While Crabtree "probably wasn't a hundred percent," he admitted after the Rams game, a 23-13 Niners win, his presence on the field had a profound effect. Check out the play after his first grab of the season. Kaepernick appeared to overthrow Boldin, but flags flew: Rams corner Janoris Jenkins, finding himself singled up against his fellow Pahokee (Fla.) High grad, had grabbed a fistful of Boldin's jersey to avoid getting burned. First down.

It was not a coincidence that, on the day of Crabtree's return, Davis and Boldin had big games. Davises' four grabs were good for 82 yards, one touchdown and two highlight-reel feats in which he channeled ex-Niner (and fellow Maryland alum) Renaldo Nehemiah by hurdling would-be tacklers. After catching nine balls for 98 yards, Boldin wisecracked, "You know, it's about time he gets double-teamed now." Crabtree's presence, he went on, "relieves pressure ... frees you up."

"It's good to have him back."

The long-awaited Return of Crab got off to an inauspicious start. He committed a pair of penalties -- a block in the back, followed by offensive interference -- on the team's first drive of the game. "I had to get those jitters out," he explained. "So, I was just all over the place today."

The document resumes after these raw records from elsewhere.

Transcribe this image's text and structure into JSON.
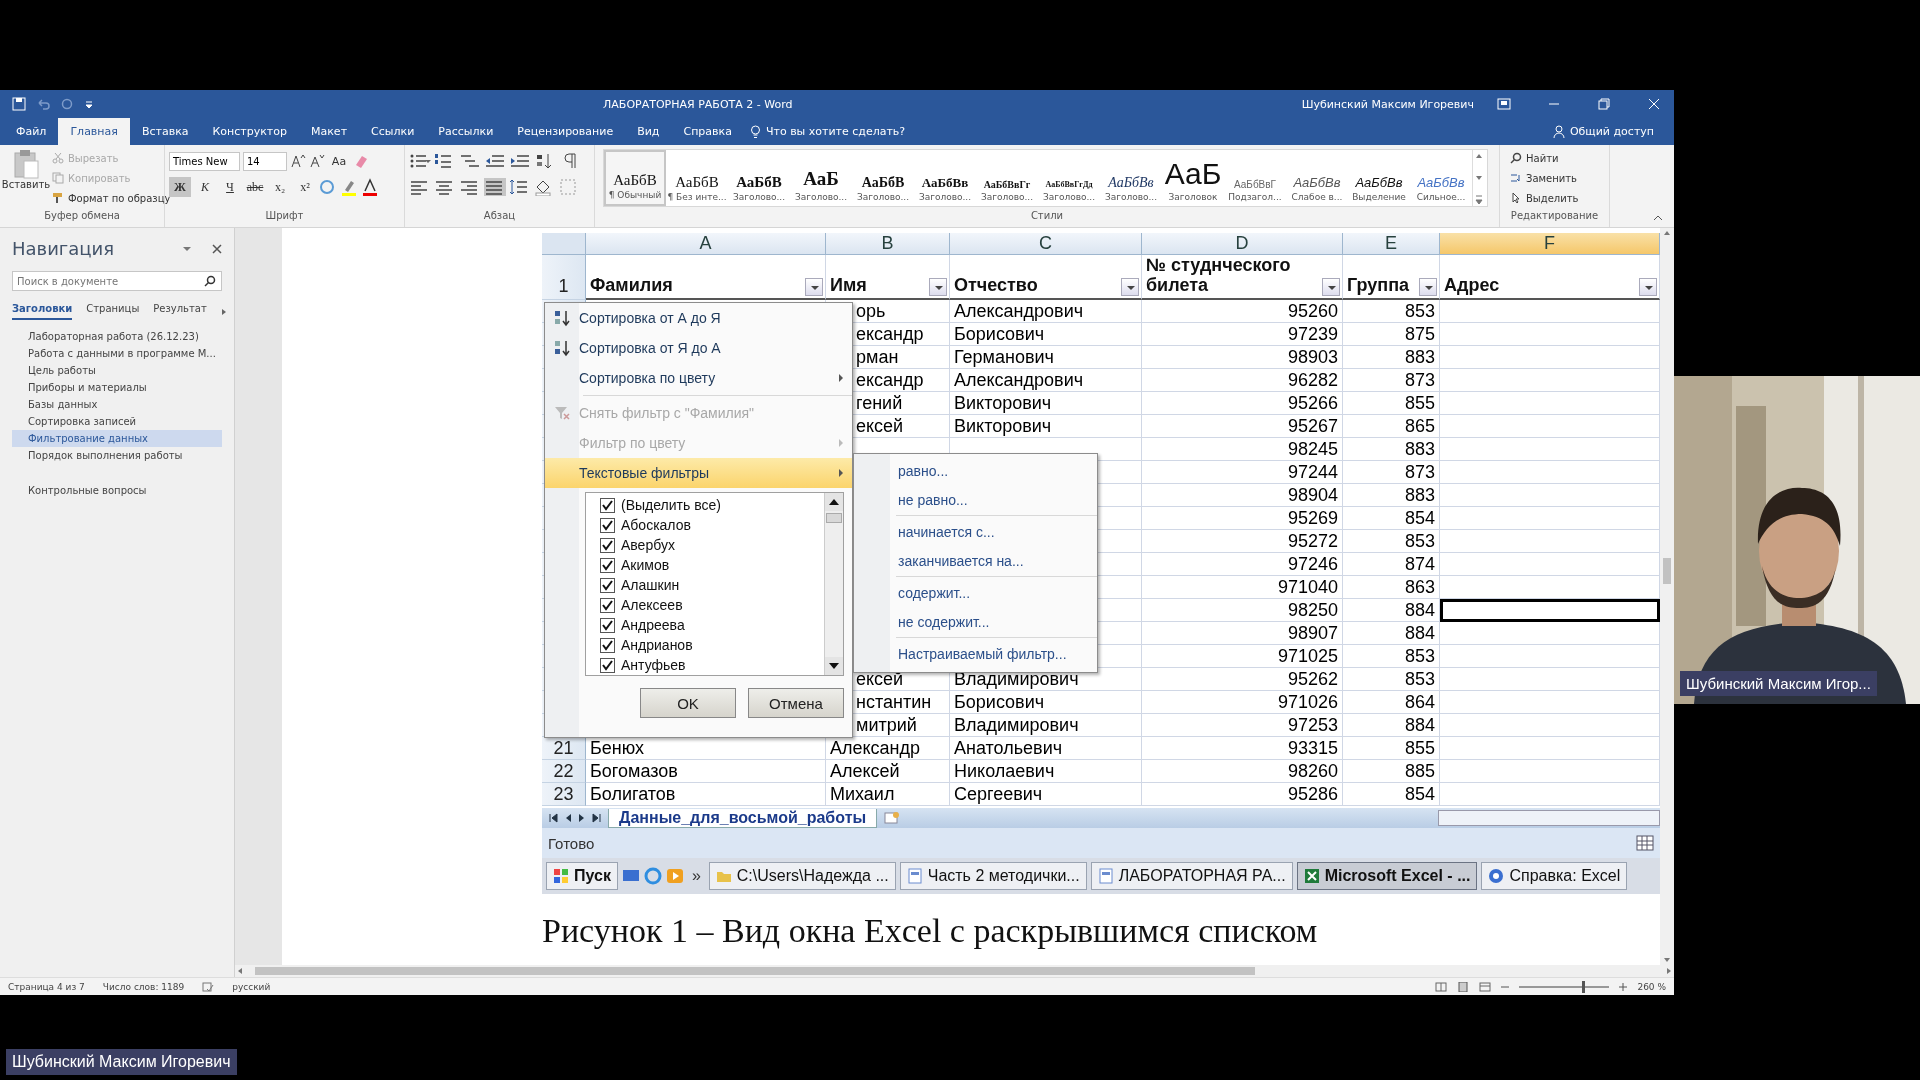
{
  "meeting": {
    "presenter_label": "Шубинский Максим Игоревич",
    "camera": {
      "kind": "picture",
      "name_label": "Шубинский Максим Игор..."
    }
  },
  "window": {
    "title": "ЛАБОРАТОРНАЯ РАБОТА 2  -  Word",
    "user": "Шубинский Максим Игоревич"
  },
  "tabs": [
    {
      "label": "Файл",
      "selected": false
    },
    {
      "label": "Главная",
      "selected": true
    },
    {
      "label": "Вставка",
      "selected": false
    },
    {
      "label": "Конструктор",
      "selected": false
    },
    {
      "label": "Макет",
      "selected": false
    },
    {
      "label": "Ссылки",
      "selected": false
    },
    {
      "label": "Рассылки",
      "selected": false
    },
    {
      "label": "Рецензирование",
      "selected": false
    },
    {
      "label": "Вид",
      "selected": false
    },
    {
      "label": "Справка",
      "selected": false
    }
  ],
  "tell_me": "Что вы хотите сделать?",
  "share": "Общий доступ",
  "ribbon": {
    "clipboard": {
      "label": "Буфер обмена",
      "paste": "Вставить",
      "items": [
        {
          "label": "Вырезать",
          "kind": "cut",
          "disabled": true
        },
        {
          "label": "Копировать",
          "kind": "copy",
          "disabled": true
        },
        {
          "label": "Формат по образцу",
          "kind": "painter",
          "disabled": false
        }
      ]
    },
    "font": {
      "label": "Шрифт",
      "family": "Times New",
      "size": "14",
      "case_button": "Aa",
      "format_buttons": [
        {
          "label": "Ж",
          "kind": "bold",
          "selected": true
        },
        {
          "label": "К",
          "kind": "italic",
          "selected": false
        },
        {
          "label": "Ч",
          "kind": "underline",
          "selected": false
        },
        {
          "label": "abc",
          "kind": "strike",
          "selected": false
        },
        {
          "label": "x₂",
          "kind": "sub",
          "selected": false
        },
        {
          "label": "x²",
          "kind": "sup",
          "selected": false
        }
      ]
    },
    "paragraph": {
      "label": "Абзац"
    },
    "styles": {
      "label": "Стили",
      "items": [
        {
          "preview": "АаБбВ",
          "name": "¶ Обычный",
          "kind": "normal",
          "selected": true
        },
        {
          "preview": "АаБбВ",
          "name": "¶ Без инте...",
          "kind": "normal",
          "selected": false
        },
        {
          "preview": "АаБбВ",
          "name": "Заголово...",
          "kind": "h1",
          "selected": false
        },
        {
          "preview": "АаБ",
          "name": "Заголово...",
          "kind": "h2",
          "selected": false
        },
        {
          "preview": "АаБбВ",
          "name": "Заголово...",
          "kind": "h3",
          "selected": false
        },
        {
          "preview": "АаБбВв",
          "name": "Заголово...",
          "kind": "h4",
          "selected": false
        },
        {
          "preview": "АаБбВвГг",
          "name": "Заголово...",
          "kind": "h5",
          "selected": false
        },
        {
          "preview": "АаБбВвГгДд",
          "name": "Заголово...",
          "kind": "h6",
          "selected": false
        },
        {
          "preview": "АаБбВв",
          "name": "Заголово...",
          "kind": "h7",
          "selected": false
        },
        {
          "preview": "АаБ",
          "name": "Заголовок",
          "kind": "title",
          "selected": false
        },
        {
          "preview": "АаБбВвГ",
          "name": "Подзагол...",
          "kind": "subtitle",
          "selected": false
        },
        {
          "preview": "АаБбВв",
          "name": "Слабое в...",
          "kind": "subtle",
          "selected": false
        },
        {
          "preview": "АаБбВв",
          "name": "Выделение",
          "kind": "emphasis",
          "selected": false
        },
        {
          "preview": "АаБбВв",
          "name": "Сильное...",
          "kind": "intense",
          "selected": false
        }
      ]
    },
    "editing": {
      "label": "Редактирование",
      "items": [
        {
          "label": "Найти",
          "kind": "find"
        },
        {
          "label": "Заменить",
          "kind": "replace"
        },
        {
          "label": "Выделить",
          "kind": "select"
        }
      ]
    }
  },
  "navigation": {
    "title": "Навигация",
    "search": {
      "placeholder": "Поиск в документе"
    },
    "tabs": [
      {
        "label": "Заголовки",
        "selected": true
      },
      {
        "label": "Страницы",
        "selected": false
      },
      {
        "label": "Результат",
        "selected": false
      }
    ],
    "groups": [
      [
        {
          "label": "Лабораторная работа (26.12.23)",
          "selected": false
        },
        {
          "label": "Работа с данными в программе М...",
          "selected": false
        },
        {
          "label": "Цель работы",
          "selected": false
        },
        {
          "label": "Приборы и материалы",
          "selected": false
        },
        {
          "label": "Базы данных",
          "selected": false
        },
        {
          "label": "Сортировка записей",
          "selected": false
        },
        {
          "label": "Фильтрование данных",
          "selected": true
        },
        {
          "label": "Порядок выполнения работы",
          "selected": false
        }
      ],
      [
        {
          "label": "Контрольные вопросы",
          "selected": false
        }
      ]
    ]
  },
  "excel": {
    "header_row_number": "1",
    "columns": [
      {
        "letter": "A",
        "header": "Фамилия",
        "selected": false
      },
      {
        "letter": "B",
        "header": "Имя",
        "selected": false
      },
      {
        "letter": "C",
        "header": "Отчество",
        "selected": false
      },
      {
        "letter": "D",
        "header": "№ студнческого билета",
        "selected": false
      },
      {
        "letter": "E",
        "header": "Группа",
        "selected": false
      },
      {
        "letter": "F",
        "header": "Адрес",
        "selected": true
      }
    ],
    "rows": [
      {
        "b": "орь",
        "c": "Александрович",
        "d": "95260",
        "e": "853",
        "selected": false
      },
      {
        "b": "ександр",
        "c": "Борисович",
        "d": "97239",
        "e": "875",
        "selected": false
      },
      {
        "b": "рман",
        "c": "Германович",
        "d": "98903",
        "e": "883",
        "selected": false
      },
      {
        "b": "ександр",
        "c": "Александрович",
        "d": "96282",
        "e": "873",
        "selected": false
      },
      {
        "b": "гений",
        "c": "Викторович",
        "d": "95266",
        "e": "855",
        "selected": false
      },
      {
        "b": "ексей",
        "c": "Викторович",
        "d": "95267",
        "e": "865",
        "selected": false
      },
      {
        "d": "98245",
        "e": "883",
        "selected": false
      },
      {
        "d": "97244",
        "e": "873",
        "selected": false
      },
      {
        "d": "98904",
        "e": "883",
        "selected": false
      },
      {
        "d": "95269",
        "e": "854",
        "selected": false
      },
      {
        "d": "95272",
        "e": "853",
        "selected": false
      },
      {
        "d": "97246",
        "e": "874",
        "selected": false
      },
      {
        "d": "971040",
        "e": "863",
        "selected": false
      },
      {
        "d": "98250",
        "e": "884",
        "selected": true
      },
      {
        "d": "98907",
        "e": "884",
        "selected": false
      },
      {
        "d": "971025",
        "e": "853",
        "selected": false
      },
      {
        "b": "ексей",
        "c": "Владимирович",
        "d": "95262",
        "e": "853",
        "selected": false
      },
      {
        "b": "нстантин",
        "c": "Борисович",
        "d": "971026",
        "e": "864",
        "selected": false
      },
      {
        "b": "митрий",
        "c": "Владимирович",
        "d": "97253",
        "e": "884",
        "selected": false
      },
      {
        "num": "21",
        "a": "Бенюх",
        "b": "Александр",
        "c": "Анатольевич",
        "d": "93315",
        "e": "855",
        "selected": false
      },
      {
        "num": "22",
        "a": "Богомазов",
        "b": "Алексей",
        "c": "Николаевич",
        "d": "98260",
        "e": "885",
        "selected": false
      },
      {
        "num": "23",
        "a": "Болигатов",
        "b": "Михаил",
        "c": "Сергеевич",
        "d": "95286",
        "e": "854",
        "selected": false
      }
    ],
    "filter_menu": {
      "groups": [
        [
          {
            "label": "Сортировка от А до Я",
            "kind": "sort_asc",
            "disabled": false,
            "has_submenu": false,
            "selected": false
          },
          {
            "label": "Сортировка от Я до А",
            "kind": "sort_desc",
            "disabled": false,
            "has_submenu": false,
            "selected": false
          },
          {
            "label": "Сортировка по цвету",
            "kind": "plain",
            "disabled": false,
            "has_submenu": true,
            "selected": false
          }
        ],
        [
          {
            "label": "Снять фильтр с \"Фамилия\"",
            "kind": "clear_filter",
            "disabled": true,
            "has_submenu": false,
            "selected": false
          },
          {
            "label": "Фильтр по цвету",
            "kind": "plain",
            "disabled": true,
            "has_submenu": true,
            "selected": false
          },
          {
            "label": "Текстовые фильтры",
            "kind": "plain",
            "disabled": false,
            "has_submenu": true,
            "selected": true
          }
        ]
      ],
      "values": [
        {
          "label": "(Выделить все)",
          "checked": true
        },
        {
          "label": "Абоскалов",
          "checked": true
        },
        {
          "label": "Авербух",
          "checked": true
        },
        {
          "label": "Акимов",
          "checked": true
        },
        {
          "label": "Алашкин",
          "checked": true
        },
        {
          "label": "Алексеев",
          "checked": true
        },
        {
          "label": "Андреева",
          "checked": true
        },
        {
          "label": "Андрианов",
          "checked": true
        },
        {
          "label": "Антуфьев",
          "checked": true
        }
      ],
      "ok": "OK",
      "cancel": "Отмена"
    },
    "text_filters": {
      "groups": [
        [
          "равно...",
          "не равно..."
        ],
        [
          "начинается с...",
          "заканчивается на..."
        ],
        [
          "содержит...",
          "не содержит..."
        ],
        [
          "Настраиваемый фильтр..."
        ]
      ]
    },
    "sheet_tab": "Данные_для_восьмой_работы",
    "status": "Готово",
    "taskbar": {
      "start": "Пуск",
      "more": "»",
      "items": [
        {
          "label": "C:\\Users\\Надежда ...",
          "kind": "folder",
          "selected": false
        },
        {
          "label": "Часть 2 методички...",
          "kind": "doc",
          "selected": false
        },
        {
          "label": "ЛАБОРАТОРНАЯ РА...",
          "kind": "doc",
          "selected": false
        },
        {
          "label": "Microsoft Excel - ...",
          "kind": "excel",
          "selected": true
        },
        {
          "label": "Справка: Excel",
          "kind": "help",
          "selected": false
        }
      ]
    }
  },
  "caption": "Рисунок 1 – Вид окна Excel с раскрывшимся списком",
  "status_bar": {
    "page": "Страница 4 из 7",
    "words": "Число слов: 1189",
    "language": "русский",
    "zoom": "260 %",
    "zoom_slider": {
      "level": 0.7
    }
  }
}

He settled down after that first catch. Then, with a minute left in the third quarter, No. 15 gave the Niners, and the delirious partisans of Candlestick, a taste of what they'd been missing. Lining up to the right on third-and-seven, Crabtree burst off the line but throttled down before the stick. Up flew Trumaine Johnson, who looked on with dismay as Crabtree proceeded to accelerate past him before making a sweet hands catch of Kap's perfectly lofted ball. In full stride, Crabtree schooled Johnson a second time on the same snap, stiff-arming him to the turf en route to a 60-yard catch-and-run, tied for the Niners longest play of the year.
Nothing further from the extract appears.